E ritrovarsi così spesso a chinare il capo, come tornando dal fronte senza saper raccontare: pochi secoli in silenzio perchè le parole tornino a bastare.

Ma non brucia Babilonia…e il pazzo s’innamora di falene e palloncini. La bellezza dell’effimero un tempio sacro che s’innalza tra le macerie di una mente claudicante. E ne ha seppelliti di fiammiferi, versando fiumi di lacrime sulle lapidi-bastoncini di gelato sui marciapiedi. Deriso per le strade questo mio fratello: diceva ai crocevia di voler dichiarare guerra all’America. Urlando i nomi dei sette nani per non dimenticarli, chiedeva spiccioli ai passanti che lo scansavano: puzzava di piscio e gallerie. E l’ho visto avere fame ma comprare una palla rossa, attraversare una strada senza guardare e conservare in tasca vetri di bottiglia. C’è qualcosa di commovente nella pazzia, qualcosa che conosco. E parli pure la gente vestita di seta nei bar, sorseggiando bibite senza zuccheri aggiunti. Lui cerca di comunicare col mondo, ma non conosce le parole: vorrei dirgli che io un po’ le conosco ma non cambia poi molto. E sono un po’ come lui: assuefatta al randagismo e ai dettagli, al punto da perdere l’insieme e celebrare il frammento. Un grande poeta scrisse: “Bisogna essere pazzi, non sognatori, essere al di quà dell’assestamento, non al di là…” eccetera. L’unica vera differenza- o limite- credo sia la consapevolezza. Così ripenso alla mia di follia, a quello che ho visto e imparato, all’eroismo della solitudine, agli specchi rovesciati, ai graffi, a quello che ho perso e perderò, al corridoio bianco, a Kafka e al pirografo…ripenso a Stendhal e ai morsi in gola, alla Maga che non ritroverò, al rimosso che affiora, alla violenza di una carne malata, a tutte le volte in cui non sono stata compresa. Ripenso a mia madre…mia madre che mi ha accolta, nonostante tutto. Ripenso al mestiere di vivere che non ho mai imparato. Io sono quel pazzo. Gli chiedo di sua madre e leggo nel suo pianto un amore immenso. L’unico amore davvero eterno che trascende significante e significato, tutte le parole: il solo legame veramente naturale.
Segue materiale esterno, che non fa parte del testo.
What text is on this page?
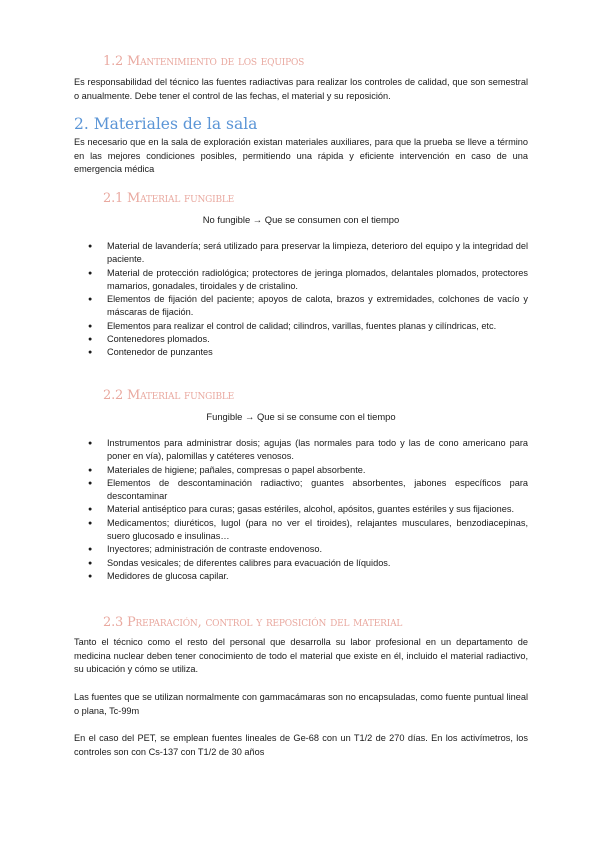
1.2 Mantenimiento de los equipos

Es responsabilidad del técnico las fuentes radiactivas para realizar los controles de calidad, que son semestral o anualmente. Debe tener el control de las fechas, el material y su reposición.

2. Materiales de la sala

Es necesario que en la sala de exploración existan materiales auxiliares, para que la prueba se lleve a término en las mejores condiciones posibles, permitiendo una rápida y eficiente intervención en caso de una emergencia médica

2.1 Material fungible
No fungible → Que se consumen con el tiempo
● Material de lavandería; será utilizado para preservar la limpieza, deterioro del equipo y la integridad del paciente.
● Material de protección radiológica; protectores de jeringa plomados, delantales plomados, protectores mamarios, gonadales, tiroidales y de cristalino.
● Elementos de fijación del paciente; apoyos de calota, brazos y extremidades, colchones de vacío y máscaras de fijación.
● Elementos para realizar el control de calidad; cilindros, varillas, fuentes planas y cilíndricas, etc.
● Contenedores plomados.
● Contenedor de punzantes
2.2 Material fungible
Fungible → Que si se consume con el tiempo
● Instrumentos para administrar dosis; agujas (las normales para todo y las de cono americano para poner en vía), palomillas y catéteres venosos.
● Materiales de higiene; pañales, compresas o papel absorbente.
● Elementos de descontaminación radiactivo; guantes absorbentes, jabones específicos para descontaminar
● Material antiséptico para curas; gasas estériles, alcohol, apósitos, guantes estériles y sus fijaciones.
● Medicamentos; diuréticos, lugol (para no ver el tiroides), relajantes musculares, benzodiacepinas, suero glucosado e insulinas…
● Inyectores; administración de contraste endovenoso.
● Sondas vesicales; de diferentes calibres para evacuación de líquidos.
● Medidores de glucosa capilar.
2.3 Preparación, control y reposición del material

Tanto el técnico como el resto del personal que desarrolla su labor profesional en un departamento de medicina nuclear deben tener conocimiento de todo el material que existe en él, incluido el material radiactivo, su ubicación y cómo se utiliza.

Las fuentes que se utilizan normalmente con gammacámaras son no encapsuladas, como fuente puntual lineal o plana, Tc-99m

En el caso del PET, se emplean fuentes lineales de Ge-68 con un T1/2 de 270 días. En los activímetros, los controles son con Cs-137 con T1/2 de 30 años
E dice una madre: “Ti amo chiunque tu sia”. Il pazzo lo sa e piange e ride.

Ma non brucia Babilonia e lui torna a cercare pezzi di vetro sull’asfalto. Gli volto le spalle appesantite dal sentire, inondata. E mia madre è lontana ma non mi lascia mai, neanche se sono io a lasciarla, come feci tempo fa squarciandomi il petto.

Con tutto l’odio, tutto l’amore, l’immobilismo, la privazione…con i mostri che mi abitano le viscere e gli sbalzi sinaptici, con i voli pindarici e l’orgoglio cucito nei polsi, con l’irrefrenabile avidità di vita e morte e tutti gli eccessi, con le mani sporche e il cuore a pezzi…con tutto questo e molto altro, solo mia madre mi ha vista e…sempre e comunque amata.

Il pazzo mi sbircia dai cassonetti e indovina il sorriso che non gli ho ancora deciso.

Abbiamo così tanto da fare oggi: lui ha scelto di seguire un barboncino ed io…io inventerò una storia che non parli d’amore.